É interessante notar que as pedras preciosas utilizadas no peitoral receberam um nome coletivo, “Avnei Miluim”. Rashi, comentarista da Torá, explica que este nome, que literalmente significa “as pedras de preenchimento”, descreve a função destas pedras preciosas. No peitoral do Cohen Gadol havia 12 “engastes” feitos de ouro, formando cavidades onde as pedras deveriam ser encaixadas. Portanto, a função das pedras, como o nome sugere, era encaixar-se e preencher a cavidade dos engastes de ouro.
Mas desta explicação do Rashi ficam duas perguntas. Em primeiro lugar, por que a Torá atribuiu às pedras preciosas um nome “menos nobre”, sugerindo que elas eram apenas “preenchedoras de um espaço vazio”, ao invés de atribuir a elas um nome que acentuasse sua beleza e seu elevado valor? Além disso, cada pedra representava uma das 12 tribos de Israel, com suas qualidades e identidades únicas. Então por que as pedras receberam um nome coletivo, o que aparentemente anulava a individualidade e a singularidade de cada uma delas?
Responde o Rav Yohanan Zweig que este pequeno detalhe escrito na Torá nos ensina um fundamento muito importante para nossas vidas. É muito comum ocorrer situações nas quais ficamos divididos entre ficar em um lugar que necessita do nosso talento ou mudar para outra área que parece ser mais propícia para o nosso crescimento pessoal. O que é mais importante? O que é o correto a se fazer? Devemos pensar nos outros, isto é, na necessidade coletiva, ou em nós mesmos e no nosso próprio crescimento? As pedras preciosas nos ajudam a resolver este dilema. Apesar de que a beleza e o valor individual de cada pedra seriam certamente ressaltados caso cada uma delas estivesse isolada do conjunto, a Torá descreve que a função das pedras era ficar em seus devidos lugares, fazendo parte de um conjunto. Com isso a Torá nos ensina que é preferível a pessoa ficar no lugar onde necessitam dela, ao invés de mudar para uma área que parece ser mais propícia para o seu crescimento pessoal, mas onde ela não é tão necessária.

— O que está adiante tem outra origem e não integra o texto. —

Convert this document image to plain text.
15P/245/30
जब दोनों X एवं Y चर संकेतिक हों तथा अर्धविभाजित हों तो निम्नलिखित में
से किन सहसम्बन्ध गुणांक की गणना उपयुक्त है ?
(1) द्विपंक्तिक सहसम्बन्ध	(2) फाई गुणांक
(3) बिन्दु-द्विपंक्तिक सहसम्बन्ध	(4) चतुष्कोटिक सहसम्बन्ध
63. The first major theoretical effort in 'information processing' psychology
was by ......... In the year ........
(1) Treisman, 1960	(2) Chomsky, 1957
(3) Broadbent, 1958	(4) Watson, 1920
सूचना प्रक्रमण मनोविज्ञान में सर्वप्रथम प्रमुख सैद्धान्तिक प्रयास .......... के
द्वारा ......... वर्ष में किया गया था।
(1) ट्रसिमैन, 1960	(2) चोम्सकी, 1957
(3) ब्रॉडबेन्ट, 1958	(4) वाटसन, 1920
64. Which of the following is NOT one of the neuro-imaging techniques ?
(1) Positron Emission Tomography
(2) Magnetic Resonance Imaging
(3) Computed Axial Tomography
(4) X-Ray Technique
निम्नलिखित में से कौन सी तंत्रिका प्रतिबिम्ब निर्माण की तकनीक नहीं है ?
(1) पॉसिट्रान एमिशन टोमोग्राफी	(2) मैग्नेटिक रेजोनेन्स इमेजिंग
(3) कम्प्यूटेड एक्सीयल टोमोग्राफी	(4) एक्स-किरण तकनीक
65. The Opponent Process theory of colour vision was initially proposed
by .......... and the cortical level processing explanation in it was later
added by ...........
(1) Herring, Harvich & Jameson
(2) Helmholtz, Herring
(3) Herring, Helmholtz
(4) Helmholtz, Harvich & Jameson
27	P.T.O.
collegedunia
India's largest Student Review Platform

A saída de alguém de um local onde ele é muito necessário causa um impacto muito negativo naqueles que ficam, deixa um grande vazio. É como no caso das pedras preciosas do peitoral do Cohen Gadol, se apenas uma das pedras preciosas estivesse faltando, o vazio deixado por ela ofuscaria completamente as outras pedras. Poderíamos pensar que este é o ensinamento das pedras preciosas: devemos estar dispostos a nos sacrificar, abrindo mão de nossas necessidades pessoais em prol das necessidades comunitárias.
Mas as pedras preciosas nos ensinam algo ainda mais profundo. A verdade é que a escolha de ficar no local onde a pessoa é necessária é a escolha mais benéfica também para ela mesma. No final das contas, o crescimento pessoal será maior caso ela permaneça no local onde ela é mais necessária, ao invés de ir para o local onde, apesar de ter mais ferramentas de autodesenvolvimento, ela não as utilizará, pois não será tão necessária naquele local. É isto o que a Torá está nos ensinando ao chamar as pedras preciosas de “Avnei Miluim”, dando a elas um nome coletivo e relacionado com sua função de preencher o local criado para elas, ao invés de ressaltar sua beleza e valor individuais. Pois o valor de cada pedra preciosa se tornava ainda maior pelo fato delas terem um local ao qual elas se adequavam perfeitamente.
Este é um ensinamento muito precioso para nossas vidas. Não apenas é muito desejado que uma pessoa pense mais no coletivo do que em si mesma, mas a Torá está ensinando que este é o melhor caminho para ela também. Quanto mais pensamos e ajudamos os outros, mais o nosso brilho e o nosso valor verdadeiro são ressaltados.